Researchers from the University of Salford have won a €3.1m funding bid to help police forces across Europe including Greater Manchester Police find innovative ways to improve how they fight crime.

The funding, awarded by the European Commission Horizon 2020 Security Research Programme, will enable a team of academics to work closely with six European law enforcement agencies including the Dutch and Estonian national police forces, the Lisbon Police, the German police in Lower Saxony and the Spanish police in Catalonia.

The University’s Design Against Crime Solution Centre will work together with these police forces on the three-year Cutting Crime Impact (CCI) project to find innovative ways of tackling high-impact crimes such as physical and sexual assault, robbery, burglary and vandalism.

Academics from the Solution Centre, working with other CCI research partners, will train individuals to carry out research within each of the forces, mapping processes, interviewing stakeholders and shadowing officers to collect detailed information about how the police carry out certain roles.

Greater Manchester Police (GMP), who are a strategic partner in the Solution Centre, will be using the project to explore and develop ways to improve neighbourhood policing and to prevent crime through urban design and planning.

Chief Superintendent Paul Savill from GMP said: “We are thrilled to be working with the University of Salford and other partners of the CCI project consortium. It is an exciting project to be a part of as we look at innovative research into new methods of reducing and preventing crime.”

Other forces will use CCI to address issues around predictive policing — the mapping of crime and other data to forecast where crime hotspots may emerge — and measuring and mitigating people’s feelings of insecurity and perceptions of crime risk.
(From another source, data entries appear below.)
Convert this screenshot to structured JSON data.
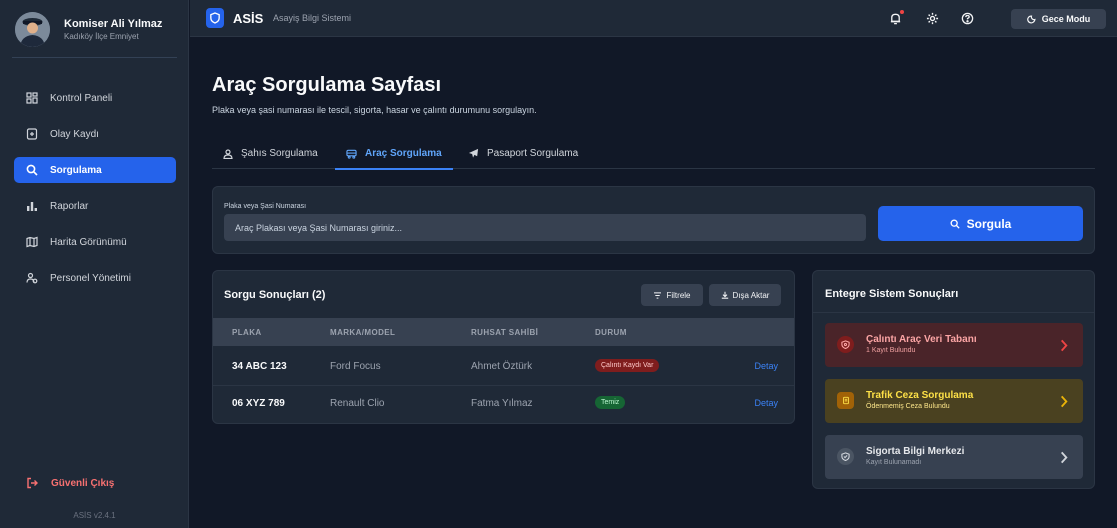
{
  "user": {
    "name": "Komiser Ali Yılmaz",
    "unit": "Kadıköy İlçe Emniyet"
  },
  "sidebar": {
    "items": [
      {
        "label": "Kontrol Paneli",
        "icon": "dashboard-icon"
      },
      {
        "label": "Olay Kaydı",
        "icon": "file-plus-icon"
      },
      {
        "label": "Sorgulama",
        "icon": "search-icon",
        "active": true
      },
      {
        "label": "Raporlar",
        "icon": "bar-chart-icon"
      },
      {
        "label": "Harita Görünümü",
        "icon": "map-icon"
      },
      {
        "label": "Personel Yönetimi",
        "icon": "users-icon"
      }
    ],
    "logout_label": "Güvenli Çıkış",
    "version": "ASİS v2.4.1"
  },
  "topbar": {
    "brand": "ASİS",
    "subtitle": "Asayiş Bilgi Sistemi",
    "night_mode_label": "Gece Modu"
  },
  "page": {
    "title": "Araç Sorgulama Sayfası",
    "subtitle": "Plaka veya şasi numarası ile tescil, sigorta, hasar ve çalıntı durumunu sorgulayın."
  },
  "tabs": [
    {
      "label": "Şahıs Sorgulama",
      "icon": "person-icon"
    },
    {
      "label": "Araç Sorgulama",
      "icon": "car-icon",
      "active": true
    },
    {
      "label": "Pasaport Sorgulama",
      "icon": "plane-icon"
    }
  ],
  "search": {
    "label": "Plaka veya Şasi Numarası",
    "placeholder": "Araç Plakası veya Şasi Numarası giriniz...",
    "value": "",
    "button_label": "Sorgula"
  },
  "results": {
    "title": "Sorgu Sonuçları (2)",
    "filter_label": "Filtrele",
    "export_label": "Dışa Aktar",
    "columns": [
      "PLAKA",
      "MARKA/MODEL",
      "RUHSAT SAHİBİ",
      "DURUM"
    ],
    "rows": [
      {
        "plate": "34 ABC 123",
        "model": "Ford Focus",
        "owner": "Ahmet Öztürk",
        "status": "Çalıntı Kaydı Var",
        "status_color": "#7f1d1d",
        "action": "Detay"
      },
      {
        "plate": "06 XYZ 789",
        "model": "Renault Clio",
        "owner": "Fatma Yılmaz",
        "status": "Temiz",
        "status_color": "#166534",
        "action": "Detay"
      }
    ]
  },
  "integrated": {
    "title": "Entegre Sistem Sonuçları",
    "items": [
      {
        "title": "Çalıntı Araç Veri Tabanı",
        "subtitle": "1 Kayıt Bulundu",
        "icon": "shield-alert-icon",
        "color": "#ef4444"
      },
      {
        "title": "Trafik Ceza Sorgulama",
        "subtitle": "Ödenmemiş Ceza Bulundu",
        "icon": "receipt-icon",
        "color": "#eab308"
      },
      {
        "title": "Sigorta Bilgi Merkezi",
        "subtitle": "Kayıt Bulunamadı",
        "icon": "shield-check-icon",
        "color": "#9ca3af"
      }
    ]
  },
  "colors": {
    "accent": "#2563eb",
    "background": "#111827",
    "panel": "#1f2937"
  }
}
Once data on the problems and current policing approaches has been collected, representatives of each force will work with experts from a wide range of disciplines within the CCI consortium to design and develop innovative ways to address identified issues. Solutions may take a variety of forms — from digital tools, such as apps, to new ways of working or guidance for officers facing specific challenges.

These new ‘toolkits’ will then be integrated within each of the forces’ operations and demonstrated in a real policing environment. CCI researchers will monitor how effective the tools are in practice and identify necessary improvements.

This will develop innovative solutions that will help those forces do their jobs better, and therefore help them keep people safer in places from Greater Manchester to Estonia.

Andrew Wootton, Director of the University’s Design Against Crime Solution Centre, said: “The CCI project is based very much on a bottom-up approach, with researchers working directly with each of the police forces to gain real insight into how they work and the problems they face.

“This isn’t a project whose end results will just sit on a shelf — it will develop innovative solutions that will help those forces do their jobs better, and therefore help them keep people safer in places from Greater Manchester to Estonia.”